Enhances Low- and Moderate-Income Savings Opportunities
- The savings package simplifies individuals’ savings decisions.
- Complex and confusing eligibility rules are replaced with one rule for both LSAs and RSAs: everyone can contribute.
- The special rules that dictate what qualifies as a penalty free withdrawal are replaced with one rule under LSAs: all distributions are tax-free.
- Tax preferred savings would become universally available.
- Individuals’ saving will correspond more directly to their needs rather than to the special uses prescribed by the tax laws.
- The availability of tax preferred savings opportunities to the low income under current law is largely illusory. The flexibility of LSAs allows access to tax preferred savings regardless of an individual’s savings horizon and use.
- The current alphabet soup of accounts are available to low and moderate income taxpayers, but their shear complexity, for all practical purposes, closes them to low and moderate income taxpayers who don’t have access to the sophisticated tax and financial advice needed to take advantage of them.
- Low-income individuals, in particular, may not have the resources to save for long into the future.

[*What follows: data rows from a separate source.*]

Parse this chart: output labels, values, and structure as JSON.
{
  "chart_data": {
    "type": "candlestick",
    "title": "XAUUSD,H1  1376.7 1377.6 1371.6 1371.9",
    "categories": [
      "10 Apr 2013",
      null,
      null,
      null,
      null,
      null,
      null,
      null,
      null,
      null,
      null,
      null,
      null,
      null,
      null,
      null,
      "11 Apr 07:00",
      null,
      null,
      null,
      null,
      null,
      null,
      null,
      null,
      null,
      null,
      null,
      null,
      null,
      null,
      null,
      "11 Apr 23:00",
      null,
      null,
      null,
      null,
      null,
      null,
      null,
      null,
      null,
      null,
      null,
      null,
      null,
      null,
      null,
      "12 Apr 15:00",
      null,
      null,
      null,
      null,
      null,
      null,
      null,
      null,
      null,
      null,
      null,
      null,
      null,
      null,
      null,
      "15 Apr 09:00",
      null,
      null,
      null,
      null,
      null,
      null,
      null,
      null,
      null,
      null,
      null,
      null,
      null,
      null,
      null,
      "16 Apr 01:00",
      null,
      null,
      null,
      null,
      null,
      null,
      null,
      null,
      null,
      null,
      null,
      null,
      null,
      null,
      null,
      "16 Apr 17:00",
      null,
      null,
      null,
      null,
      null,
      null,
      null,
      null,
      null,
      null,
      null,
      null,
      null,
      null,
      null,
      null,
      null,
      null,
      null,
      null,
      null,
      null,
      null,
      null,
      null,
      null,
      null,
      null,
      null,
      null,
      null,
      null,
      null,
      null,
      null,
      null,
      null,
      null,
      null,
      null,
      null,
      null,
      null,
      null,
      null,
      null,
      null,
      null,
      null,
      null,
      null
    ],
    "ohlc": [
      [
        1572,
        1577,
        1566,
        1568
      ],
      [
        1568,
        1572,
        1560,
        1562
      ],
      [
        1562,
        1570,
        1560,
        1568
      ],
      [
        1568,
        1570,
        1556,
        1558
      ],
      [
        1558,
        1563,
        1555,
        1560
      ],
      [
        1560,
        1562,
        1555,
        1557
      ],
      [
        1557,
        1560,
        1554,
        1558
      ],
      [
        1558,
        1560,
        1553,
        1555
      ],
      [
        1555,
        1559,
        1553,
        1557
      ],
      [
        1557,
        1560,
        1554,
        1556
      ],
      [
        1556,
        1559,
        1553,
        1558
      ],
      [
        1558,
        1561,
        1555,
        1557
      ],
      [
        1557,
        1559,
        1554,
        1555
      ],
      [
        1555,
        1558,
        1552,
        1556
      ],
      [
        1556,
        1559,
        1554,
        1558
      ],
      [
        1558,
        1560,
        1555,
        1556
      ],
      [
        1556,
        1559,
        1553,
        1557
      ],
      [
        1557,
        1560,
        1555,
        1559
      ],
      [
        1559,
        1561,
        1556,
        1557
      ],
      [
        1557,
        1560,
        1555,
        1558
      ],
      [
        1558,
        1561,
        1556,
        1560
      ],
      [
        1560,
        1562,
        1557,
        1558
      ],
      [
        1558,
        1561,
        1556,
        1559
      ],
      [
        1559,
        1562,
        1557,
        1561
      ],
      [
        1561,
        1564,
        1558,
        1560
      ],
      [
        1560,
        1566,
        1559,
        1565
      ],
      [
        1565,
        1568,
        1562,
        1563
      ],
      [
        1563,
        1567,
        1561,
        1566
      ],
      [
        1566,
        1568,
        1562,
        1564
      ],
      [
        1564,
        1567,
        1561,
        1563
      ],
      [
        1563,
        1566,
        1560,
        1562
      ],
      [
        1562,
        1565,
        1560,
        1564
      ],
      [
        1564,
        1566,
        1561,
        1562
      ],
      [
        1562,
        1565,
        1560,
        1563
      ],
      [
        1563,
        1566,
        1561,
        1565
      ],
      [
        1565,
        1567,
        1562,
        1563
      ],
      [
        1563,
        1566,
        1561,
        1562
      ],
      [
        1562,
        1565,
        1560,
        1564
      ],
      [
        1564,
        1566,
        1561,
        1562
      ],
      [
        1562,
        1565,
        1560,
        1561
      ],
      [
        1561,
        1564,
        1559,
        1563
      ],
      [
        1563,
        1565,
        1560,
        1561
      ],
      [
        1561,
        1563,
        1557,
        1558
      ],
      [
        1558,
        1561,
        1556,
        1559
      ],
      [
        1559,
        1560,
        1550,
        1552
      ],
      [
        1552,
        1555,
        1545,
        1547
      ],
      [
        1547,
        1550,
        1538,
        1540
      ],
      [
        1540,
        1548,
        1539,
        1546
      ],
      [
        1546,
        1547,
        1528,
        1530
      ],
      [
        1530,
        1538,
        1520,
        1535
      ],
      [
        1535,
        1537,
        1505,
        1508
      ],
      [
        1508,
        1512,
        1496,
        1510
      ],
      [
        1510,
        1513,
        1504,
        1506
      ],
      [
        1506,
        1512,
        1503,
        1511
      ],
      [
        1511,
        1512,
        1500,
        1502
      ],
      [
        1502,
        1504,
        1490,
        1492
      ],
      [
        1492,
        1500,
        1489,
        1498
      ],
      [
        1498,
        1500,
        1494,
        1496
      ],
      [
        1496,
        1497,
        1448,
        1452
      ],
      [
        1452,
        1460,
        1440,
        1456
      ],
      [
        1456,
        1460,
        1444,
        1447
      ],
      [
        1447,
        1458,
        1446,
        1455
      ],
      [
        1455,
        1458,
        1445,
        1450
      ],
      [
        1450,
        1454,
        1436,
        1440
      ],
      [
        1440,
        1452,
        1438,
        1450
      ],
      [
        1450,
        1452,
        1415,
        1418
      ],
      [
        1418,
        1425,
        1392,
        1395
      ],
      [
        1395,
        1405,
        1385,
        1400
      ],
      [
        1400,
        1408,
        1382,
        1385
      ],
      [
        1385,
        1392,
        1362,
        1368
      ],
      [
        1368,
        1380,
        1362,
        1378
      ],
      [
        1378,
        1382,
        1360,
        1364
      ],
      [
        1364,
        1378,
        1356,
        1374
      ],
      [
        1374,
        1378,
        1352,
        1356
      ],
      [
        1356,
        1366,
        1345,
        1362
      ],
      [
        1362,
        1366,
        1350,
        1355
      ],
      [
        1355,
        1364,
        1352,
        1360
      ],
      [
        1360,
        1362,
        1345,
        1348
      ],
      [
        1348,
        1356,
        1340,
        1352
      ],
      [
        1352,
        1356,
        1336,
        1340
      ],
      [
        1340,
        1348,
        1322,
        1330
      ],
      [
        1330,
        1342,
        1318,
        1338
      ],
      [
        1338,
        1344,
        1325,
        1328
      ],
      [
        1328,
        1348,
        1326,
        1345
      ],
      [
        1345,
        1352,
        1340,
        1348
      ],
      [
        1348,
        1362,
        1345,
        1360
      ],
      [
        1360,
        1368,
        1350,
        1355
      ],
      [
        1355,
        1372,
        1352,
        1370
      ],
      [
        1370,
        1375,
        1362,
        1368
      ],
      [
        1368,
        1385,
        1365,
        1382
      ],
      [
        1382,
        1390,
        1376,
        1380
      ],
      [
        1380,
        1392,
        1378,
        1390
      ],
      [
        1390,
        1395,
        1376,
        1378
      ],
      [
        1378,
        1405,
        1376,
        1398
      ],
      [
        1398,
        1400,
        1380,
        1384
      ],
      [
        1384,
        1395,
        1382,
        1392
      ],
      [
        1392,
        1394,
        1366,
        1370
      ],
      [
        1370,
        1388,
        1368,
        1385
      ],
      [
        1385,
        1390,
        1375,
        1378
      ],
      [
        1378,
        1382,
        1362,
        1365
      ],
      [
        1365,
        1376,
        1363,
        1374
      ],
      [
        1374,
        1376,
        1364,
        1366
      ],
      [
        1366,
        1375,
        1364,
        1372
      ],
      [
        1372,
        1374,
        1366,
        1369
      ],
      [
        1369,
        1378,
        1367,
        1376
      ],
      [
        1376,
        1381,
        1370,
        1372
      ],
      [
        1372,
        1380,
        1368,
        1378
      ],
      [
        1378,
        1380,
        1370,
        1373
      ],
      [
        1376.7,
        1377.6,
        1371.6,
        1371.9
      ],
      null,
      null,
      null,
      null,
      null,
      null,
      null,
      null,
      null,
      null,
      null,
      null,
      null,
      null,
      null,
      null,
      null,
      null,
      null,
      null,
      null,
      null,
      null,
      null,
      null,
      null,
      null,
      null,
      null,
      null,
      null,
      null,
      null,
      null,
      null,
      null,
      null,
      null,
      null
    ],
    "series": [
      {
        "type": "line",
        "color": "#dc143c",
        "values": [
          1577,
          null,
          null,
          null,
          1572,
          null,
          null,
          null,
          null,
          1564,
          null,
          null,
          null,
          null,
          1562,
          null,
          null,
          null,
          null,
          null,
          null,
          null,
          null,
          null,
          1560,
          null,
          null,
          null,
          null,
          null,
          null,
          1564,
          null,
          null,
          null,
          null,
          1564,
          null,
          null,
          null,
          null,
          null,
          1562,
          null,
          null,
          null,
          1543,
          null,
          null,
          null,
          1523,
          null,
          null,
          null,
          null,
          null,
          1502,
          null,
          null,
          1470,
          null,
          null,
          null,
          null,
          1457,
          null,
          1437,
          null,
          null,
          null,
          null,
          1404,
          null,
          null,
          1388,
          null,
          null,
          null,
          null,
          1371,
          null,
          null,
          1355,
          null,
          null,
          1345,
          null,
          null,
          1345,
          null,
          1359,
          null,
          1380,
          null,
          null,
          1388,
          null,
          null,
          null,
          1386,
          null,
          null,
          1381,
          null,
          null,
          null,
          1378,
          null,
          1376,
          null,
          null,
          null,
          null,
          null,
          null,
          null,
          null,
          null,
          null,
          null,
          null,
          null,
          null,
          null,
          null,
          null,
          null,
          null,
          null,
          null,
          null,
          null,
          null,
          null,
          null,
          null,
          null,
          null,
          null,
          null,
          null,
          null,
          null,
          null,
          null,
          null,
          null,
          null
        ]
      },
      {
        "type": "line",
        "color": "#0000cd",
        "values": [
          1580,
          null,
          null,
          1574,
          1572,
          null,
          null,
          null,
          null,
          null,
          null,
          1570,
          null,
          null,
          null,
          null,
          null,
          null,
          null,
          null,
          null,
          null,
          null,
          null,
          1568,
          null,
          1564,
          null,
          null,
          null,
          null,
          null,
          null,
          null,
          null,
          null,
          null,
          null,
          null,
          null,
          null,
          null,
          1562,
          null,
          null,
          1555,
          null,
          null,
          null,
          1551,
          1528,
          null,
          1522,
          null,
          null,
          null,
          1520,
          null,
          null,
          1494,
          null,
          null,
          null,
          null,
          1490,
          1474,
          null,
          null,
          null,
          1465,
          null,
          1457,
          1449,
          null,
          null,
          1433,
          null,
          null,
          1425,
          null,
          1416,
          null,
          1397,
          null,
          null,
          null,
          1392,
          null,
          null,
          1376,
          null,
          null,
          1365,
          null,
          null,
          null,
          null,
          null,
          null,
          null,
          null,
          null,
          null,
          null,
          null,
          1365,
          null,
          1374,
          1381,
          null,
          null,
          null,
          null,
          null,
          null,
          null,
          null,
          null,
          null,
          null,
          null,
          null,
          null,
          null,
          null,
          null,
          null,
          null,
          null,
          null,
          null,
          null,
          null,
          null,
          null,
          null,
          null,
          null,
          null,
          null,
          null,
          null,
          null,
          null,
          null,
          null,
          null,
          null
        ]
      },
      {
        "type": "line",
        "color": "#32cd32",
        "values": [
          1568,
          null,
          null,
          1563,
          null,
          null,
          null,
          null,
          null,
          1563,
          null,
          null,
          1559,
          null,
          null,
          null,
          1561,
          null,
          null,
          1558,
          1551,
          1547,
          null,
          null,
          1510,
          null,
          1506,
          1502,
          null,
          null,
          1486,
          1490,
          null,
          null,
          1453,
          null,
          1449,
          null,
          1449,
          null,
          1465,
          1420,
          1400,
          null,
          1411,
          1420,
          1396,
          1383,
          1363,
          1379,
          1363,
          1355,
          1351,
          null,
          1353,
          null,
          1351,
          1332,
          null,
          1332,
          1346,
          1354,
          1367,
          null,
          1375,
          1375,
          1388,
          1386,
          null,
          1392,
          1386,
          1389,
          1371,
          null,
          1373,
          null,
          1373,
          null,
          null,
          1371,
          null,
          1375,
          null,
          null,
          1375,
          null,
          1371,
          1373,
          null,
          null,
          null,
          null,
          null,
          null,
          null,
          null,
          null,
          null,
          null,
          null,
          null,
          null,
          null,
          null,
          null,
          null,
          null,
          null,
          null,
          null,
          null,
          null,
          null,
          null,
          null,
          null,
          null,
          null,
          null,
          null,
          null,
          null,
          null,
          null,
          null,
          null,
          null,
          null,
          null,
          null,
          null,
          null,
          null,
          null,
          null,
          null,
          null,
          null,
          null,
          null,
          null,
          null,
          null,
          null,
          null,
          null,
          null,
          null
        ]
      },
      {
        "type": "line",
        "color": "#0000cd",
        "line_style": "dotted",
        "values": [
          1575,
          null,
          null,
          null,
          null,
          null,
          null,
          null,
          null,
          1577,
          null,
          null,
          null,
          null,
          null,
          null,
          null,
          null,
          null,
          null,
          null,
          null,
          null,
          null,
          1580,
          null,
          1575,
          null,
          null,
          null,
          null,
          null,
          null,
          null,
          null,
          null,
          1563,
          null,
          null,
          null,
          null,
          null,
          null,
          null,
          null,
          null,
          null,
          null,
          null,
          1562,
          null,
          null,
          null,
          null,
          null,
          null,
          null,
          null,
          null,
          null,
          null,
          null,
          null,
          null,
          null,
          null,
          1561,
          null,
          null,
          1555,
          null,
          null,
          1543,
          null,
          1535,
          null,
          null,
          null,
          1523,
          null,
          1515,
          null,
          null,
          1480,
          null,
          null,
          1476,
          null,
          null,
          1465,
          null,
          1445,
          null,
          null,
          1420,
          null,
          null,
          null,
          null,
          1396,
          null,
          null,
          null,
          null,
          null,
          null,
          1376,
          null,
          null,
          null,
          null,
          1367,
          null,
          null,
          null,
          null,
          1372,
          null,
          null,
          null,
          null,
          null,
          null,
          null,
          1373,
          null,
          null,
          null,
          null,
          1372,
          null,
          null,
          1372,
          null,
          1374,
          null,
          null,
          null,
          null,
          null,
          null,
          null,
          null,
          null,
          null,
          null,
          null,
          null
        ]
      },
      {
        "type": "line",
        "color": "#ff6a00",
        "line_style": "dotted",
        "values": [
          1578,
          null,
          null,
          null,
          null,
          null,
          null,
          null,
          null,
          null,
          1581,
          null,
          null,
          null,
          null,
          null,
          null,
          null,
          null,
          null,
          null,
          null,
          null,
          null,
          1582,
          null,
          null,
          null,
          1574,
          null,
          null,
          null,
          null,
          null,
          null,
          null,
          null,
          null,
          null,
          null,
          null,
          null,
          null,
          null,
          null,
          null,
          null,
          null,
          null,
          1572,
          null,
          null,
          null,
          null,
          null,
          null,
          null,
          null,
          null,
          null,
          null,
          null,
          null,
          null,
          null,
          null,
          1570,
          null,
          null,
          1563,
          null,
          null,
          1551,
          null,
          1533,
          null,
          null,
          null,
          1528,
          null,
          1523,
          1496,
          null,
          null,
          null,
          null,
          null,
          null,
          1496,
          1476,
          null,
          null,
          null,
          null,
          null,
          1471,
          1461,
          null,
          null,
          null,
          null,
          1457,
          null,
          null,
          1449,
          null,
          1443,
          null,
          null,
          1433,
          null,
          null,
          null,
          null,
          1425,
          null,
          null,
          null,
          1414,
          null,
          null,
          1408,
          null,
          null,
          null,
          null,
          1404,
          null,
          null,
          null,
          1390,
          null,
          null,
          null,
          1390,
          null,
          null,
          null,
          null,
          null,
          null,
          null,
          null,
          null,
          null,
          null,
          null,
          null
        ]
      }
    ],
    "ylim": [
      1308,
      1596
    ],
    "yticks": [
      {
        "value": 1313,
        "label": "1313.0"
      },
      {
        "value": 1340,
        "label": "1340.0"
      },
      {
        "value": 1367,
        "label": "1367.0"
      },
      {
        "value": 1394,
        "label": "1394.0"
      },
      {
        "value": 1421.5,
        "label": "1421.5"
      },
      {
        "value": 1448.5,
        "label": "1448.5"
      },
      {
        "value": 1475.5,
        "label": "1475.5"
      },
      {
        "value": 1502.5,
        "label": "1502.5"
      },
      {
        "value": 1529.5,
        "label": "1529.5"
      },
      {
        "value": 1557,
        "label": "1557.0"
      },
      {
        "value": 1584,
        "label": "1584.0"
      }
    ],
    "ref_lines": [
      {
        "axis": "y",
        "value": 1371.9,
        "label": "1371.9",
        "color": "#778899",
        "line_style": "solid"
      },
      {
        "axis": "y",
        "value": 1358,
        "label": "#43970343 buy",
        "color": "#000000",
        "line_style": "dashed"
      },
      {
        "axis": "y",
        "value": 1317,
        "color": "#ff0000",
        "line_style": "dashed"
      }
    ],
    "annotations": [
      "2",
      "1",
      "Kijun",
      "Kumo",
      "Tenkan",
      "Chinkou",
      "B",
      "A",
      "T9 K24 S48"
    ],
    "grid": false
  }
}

- Low-income individuals are the most likely to need their savings in an emergency, and the most likely to pay penalties for early withdrawal under current law.
- Uniform and simple rules will encourage financial services firms to market tax preferred savings more aggressively and to spend their resources on financial education and literacy.
- Dollar-for-dollar matching contributions up to $500 would be made available to lower income individuals through Individual Development Accounts (IDAs). The matching contributions would be supported by a tax credit to financial institutions.
Promotes Retirement Savings
- The ERSA proposal simplifies and unifies employer plan rules in a number of important ways. ERSAs will be much easier for employers to adopt and administer and will help reduce the costs to employers.
- ERSAs consolidate all types of employer plans into a single simplified plan.
- ERSA custodial accounts, available to employers with 10 or fewer employees, would be exempt from annual reporting requirements and provided relief from fiduciary rules.
- Lower administrative costs under ERSAs will translate into higher investment returns to employer plan participants, which will help encourage participation.
More uniform employer plan rules may lead to greater competition between financial services firms, which may further help drive down costs and increase returns to investors.
Encourages Savings and Promotes Economic Growth
- The package promotes savings in several ways.
- These proposals remove the current law penalty on saving. The after-tax return to savings is increased through greater access to tax preferred savings. Higher after-tax returns encourage savings.The simpler and more uniform rules for individual savings vehicles will encourage more savings.
- Lower costs for setting up and maintaining employer plans will increase returns and encourage additional savings.
- More uniform rules for employer plans will foster more competition for investor funds among financial services firms. More competition lowers costs and translates into higher returns to investors, further encouraging savings.
- Greater savings translates into more investment, greater capital accumulation, and higher living standards in the future.
- Greater savings means a more secure future for Americans of all income levels.